Climate neutrality by 2050 is and remains the EU’s guiding compass. This will not change because of conjectural energy squeezes caused by the war. The EU collectively remained the largest contributor to public climate funds of EUR 23 billion in 2021. At the Bali summit, European Council President Charles Michel has been calling on the G20 to steer a contribution to climate funds and to deliver on the 100 billion USD per year that the G20 have promised. It is time for the other developed partners to pay their fair share too.
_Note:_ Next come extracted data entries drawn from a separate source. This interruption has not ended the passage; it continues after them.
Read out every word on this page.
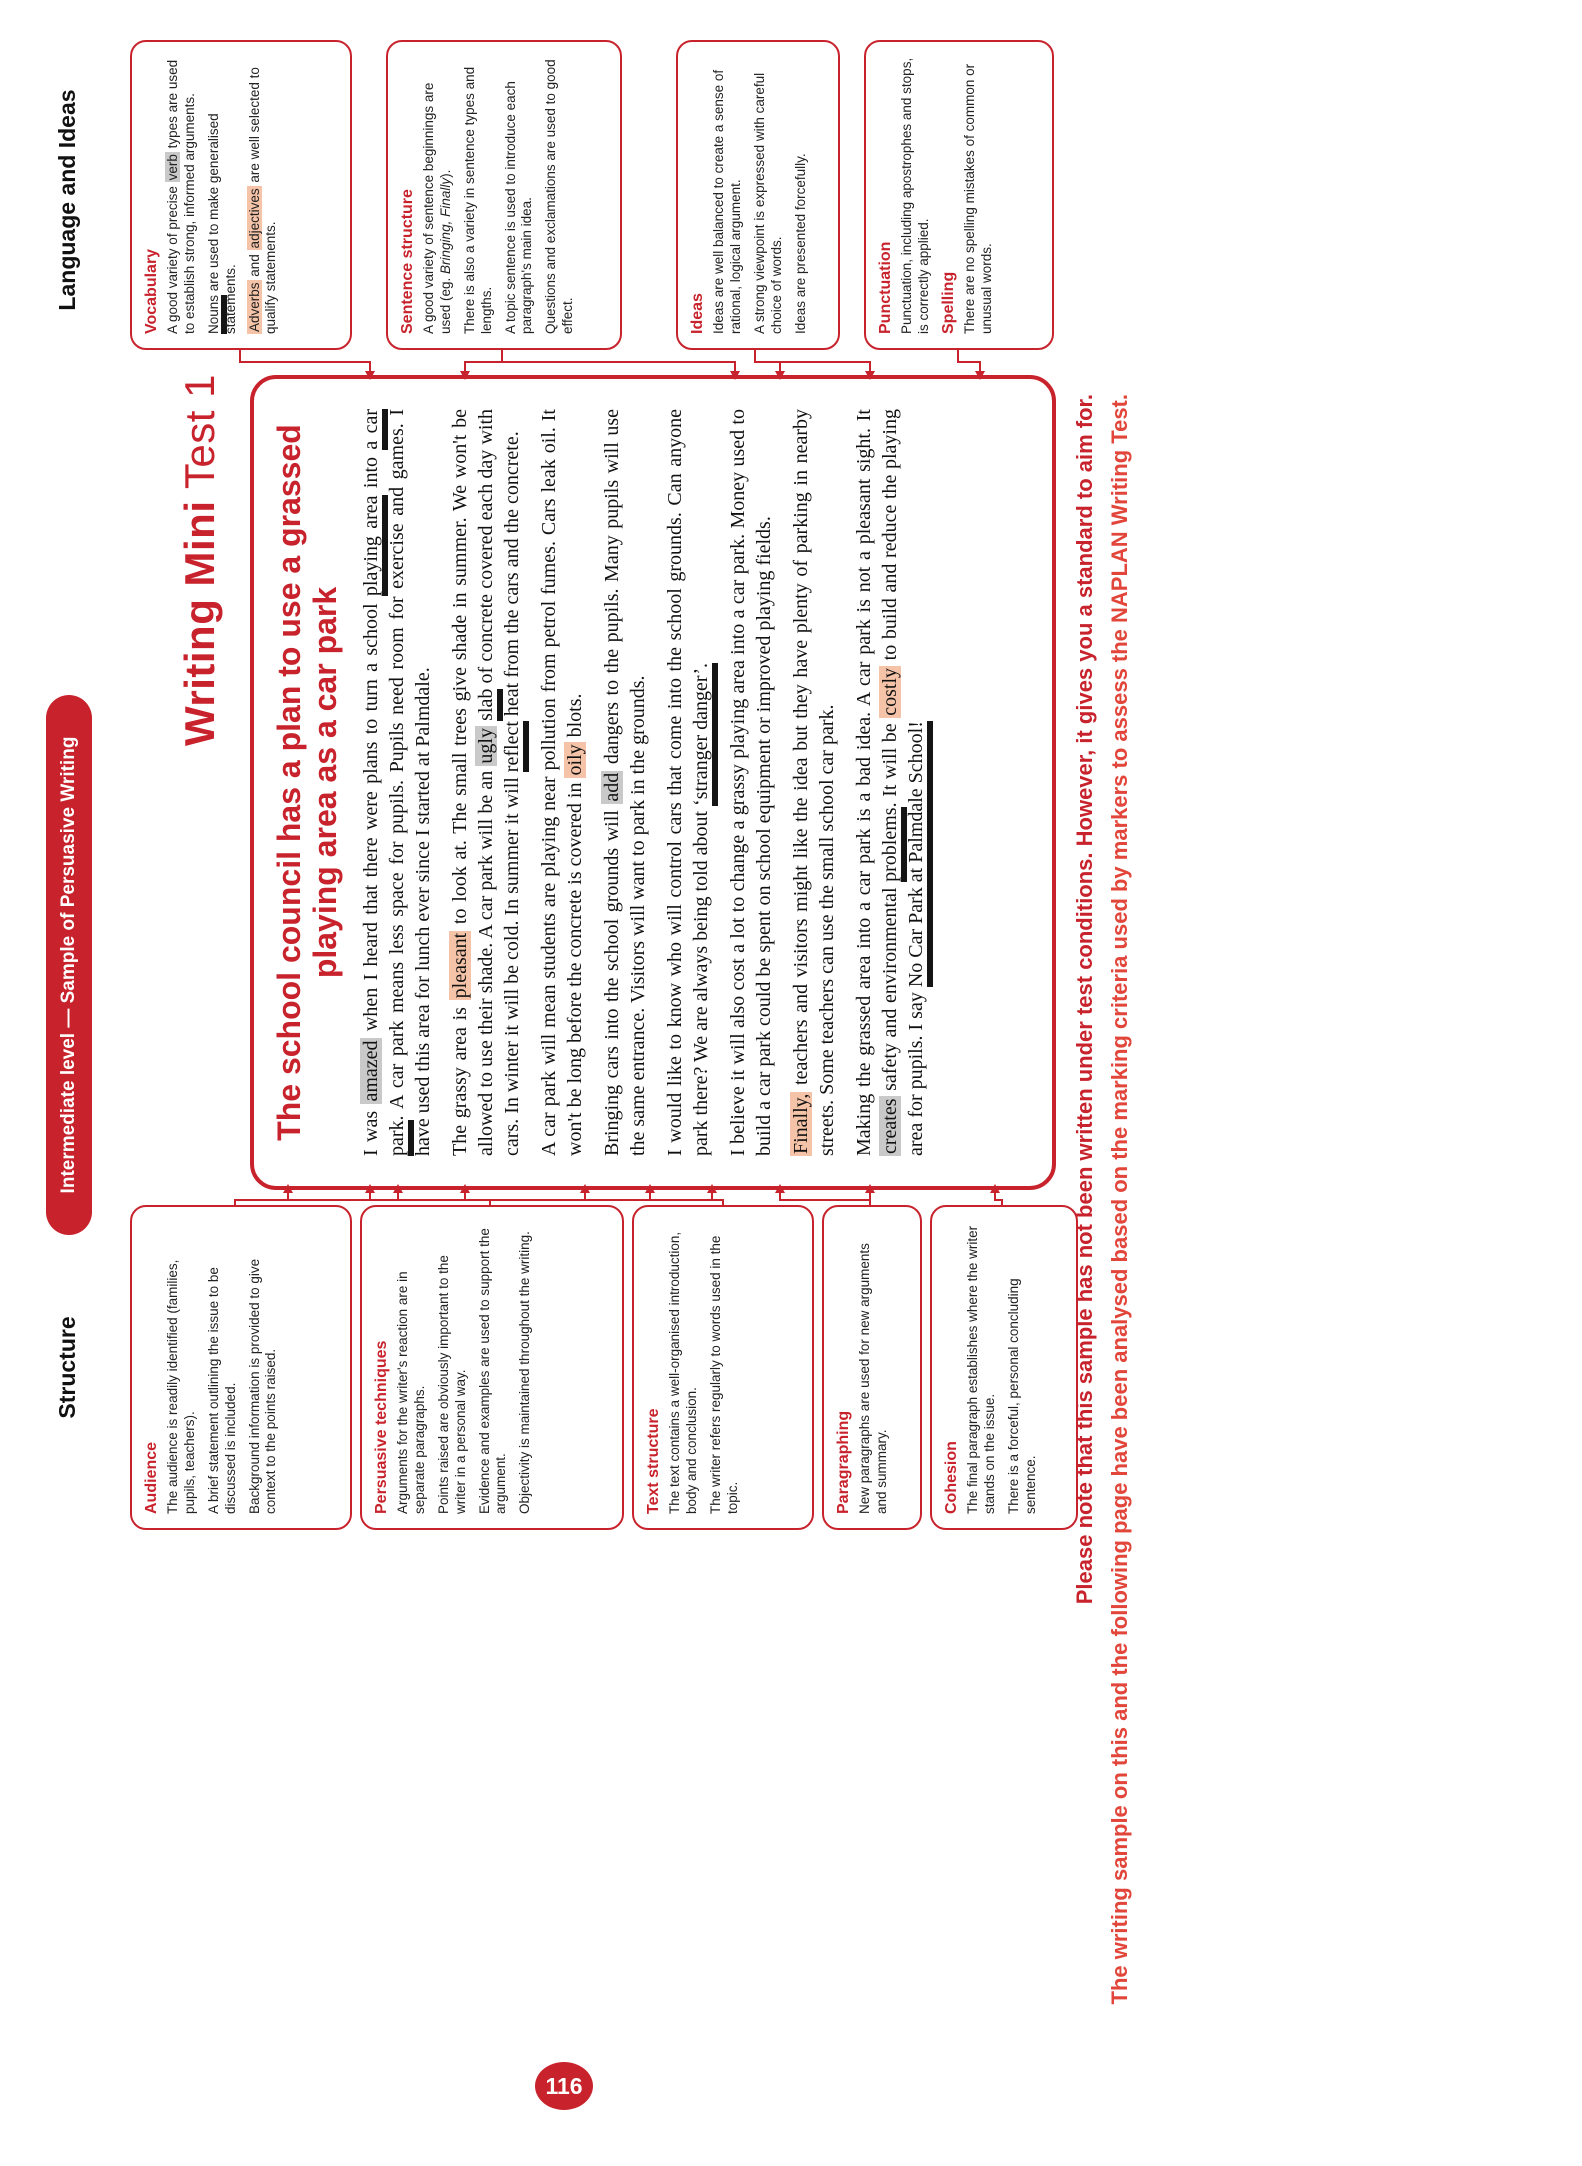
Structure
Language and Ideas
Intermediate level — Sample of Persuasive Writing
Writing Mini Test 1
Audience The audience is readily identified (families, pupils, teachers). A brief statement outlining the issue to be discussed is included. Background information is provided to give context to the points raised.	Persuasive techniques Arguments for the writer's reaction are in separate paragraphs. Points raised are obviously important to the writer in a personal way. Evidence and examples are used to support the argument. Objectivity is maintained throughout the writing.	Text structure The text contains a well-organised introduction, body and conclusion. The writer refers regularly to words used in the topic.	Paragraphing New paragraphs are used for new arguments and summary.	Cohesion The final paragraph establishes where the writer stands on the issue. There is a forceful, personal concluding sentence.
The school council has a plan to use a grassed playing area as a car park

I was amazed when I heard that there were plans to turn a school playing area into a car park. A car park means less space for pupils. Pupils need room for exercise and games. I have used this area for lunch ever since I started at Palmdale. The grassy area is pleasant to look at. The small trees give shade in summer. We won't be allowed to use their shade. A car park will be an ugly slab of concrete covered each day with cars. In winter it will be cold. In summer it will reflect heat from the cars and the concrete. A car park will mean students are playing near pollution from petrol fumes. Cars leak oil. It won't be long before the concrete is covered in oily blots.

Bringing cars into the school grounds will add dangers to the pupils. Many pupils will use the same entrance. Visitors will want to park in the grounds. I would like to know who will control cars that come into the school grounds. Can anyone park there? We are always being told about ‘stranger danger’. I believe it will also cost a lot to change a grassy playing area into a car park. Money used to build a car park could be spent on school equipment or improved playing fields. Finally, teachers and visitors might like the idea but they have plenty of parking in nearby streets. Some teachers can use the small school car park. Making the grassed area into a car park is a bad idea. A car park is not a pleasant sight. It creates safety and environmental problems. It will be costly to build and reduce the playing area for pupils. I say No Car Park at Palmdale School!

Vocabulary A good variety of precise verb types are used to establish strong, informed arguments. Nouns are used to make generalised statements. Adverbs and adjectives are well selected to qualify statements.	Sentence structure A good variety of sentence beginnings are used (eg. Bringing, Finally). There is also a variety in sentence types and lengths. A topic sentence is used to introduce each paragraph's main idea. Questions and exclamations are used to good effect.	Ideas Ideas are well balanced to create a sense of rational, logical argument. A strong viewpoint is expressed with careful choice of words. Ideas are presented forcefully.	Punctuation Punctuation, including apostrophes and stops, is correctly applied. Spelling There are no spelling mistakes of common or unusual words.
Please note that this sample has not been written under test conditions. However, it gives you a standard to aim for. The writing sample on this and the following page have been analysed based on the marking criteria used by markers to assess the NAPLAN Writing Test.
116
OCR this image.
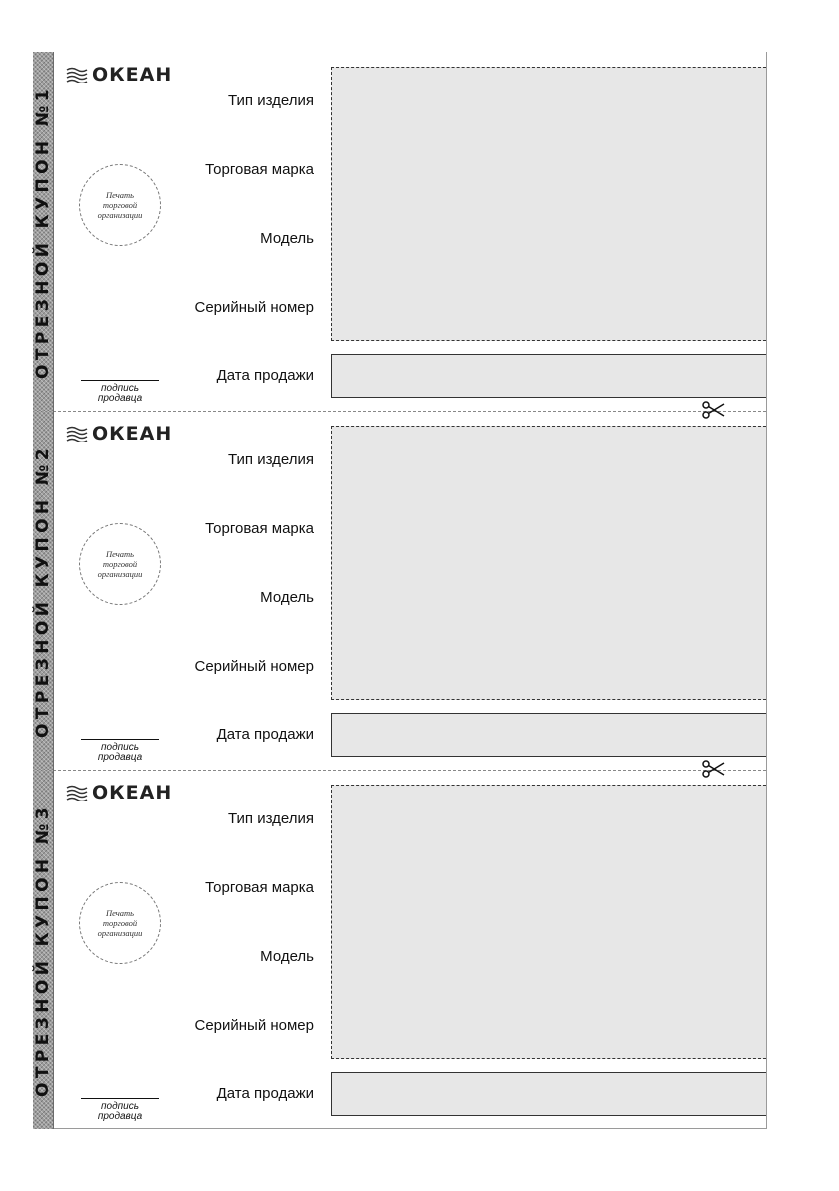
ОТРЕЗНОЙ КУПОН №1
ОКЕАН
Тип изделия
Торговая марка
Модель
Серийный номер
Дата продажи
Печать
торговой
организации
подпись
продавца
ОТРЕЗНОЙ КУПОН №2
ОКЕАН
Тип изделия
Торговая марка
Модель
Серийный номер
Дата продажи
Печать
торговой
организации
подпись
продавца
ОТРЕЗНОЙ КУПОН №3
ОКЕАН
Тип изделия
Торговая марка
Модель
Серийный номер
Дата продажи
Печать
торговой
организации
подпись
продавца
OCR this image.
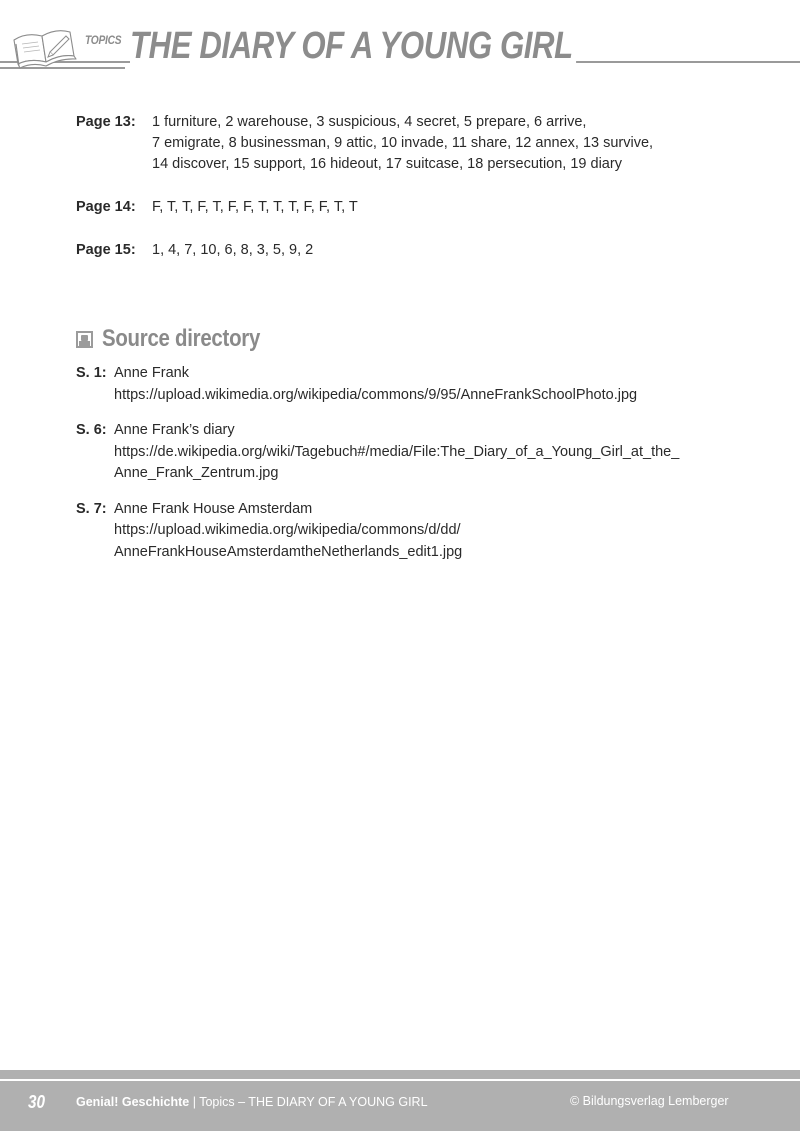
TOPICS THE DIARY OF A YOUNG GIRL
Page 13:	1 furniture, 2 warehouse, 3 suspicious, 4 secret, 5 prepare, 6 arrive,
7 emigrate, 8 businessman, 9 attic, 10 invade, 11 share, 12 annex, 13 survive,
14 discover, 15 support, 16 hideout, 17 suitcase, 18 persecution, 19 diary
Page 14:	F, T, T, F, T, F, F, T, T, T, F, F, T, T
Page 15:	1, 4, 7, 10, 6, 8, 3, 5, 9, 2
Source directory
S. 1: Anne Frank
https://upload.wikimedia.org/wikipedia/commons/9/95/AnneFrankSchoolPhoto.jpg
S. 6: Anne Frank’s diary
https://de.wikipedia.org/wiki/Tagebuch#/media/File:The_Diary_of_a_Young_Girl_at_the_
Anne_Frank_Zentrum.jpg
S. 7: Anne Frank House Amsterdam
https://upload.wikimedia.org/wikipedia/commons/d/dd/
AnneFrankHouseAmsterdamtheNetherlands_edit1.jpg
30 Genial! Geschichte | Topics – THE DIARY OF A YOUNG GIRL	© Bildungsverlag Lemberger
The EU is also concerned about the lack of meaningful progress on debt relief for the world's poorest nations. Two years ago the G20 launched the Common Framework to provide a swift and comprehensive debt overhaul to nations buckling under heavy debt burdens after the COVID-19 shock. But results have proven elusive, also due to lack of progress in bringing key creditors around the table and getting them to commit to joint action. The world's poorest countries face USD 35 billion in debt-service payments to official and private sector creditors in 2022, more than 40% of that is due to China, the World Bank found. With the US dollar appreciating and interest rates up, the debt burden has become heavier. Not moving ahead with debt restructurings could burden dozens of highly indebted low- and middle income countries with years of debt servicing problems, lower growth and under-investment. The EU hopes that China, as these countries' largest bilateral creditor, will live up to its responsibilities. We are sure that China, as an economic power house, will live up to its responsibilities that come with this status of being one of the economic powers of the world.

With this I close my intervention, and I am happy to answer questions. Thank you!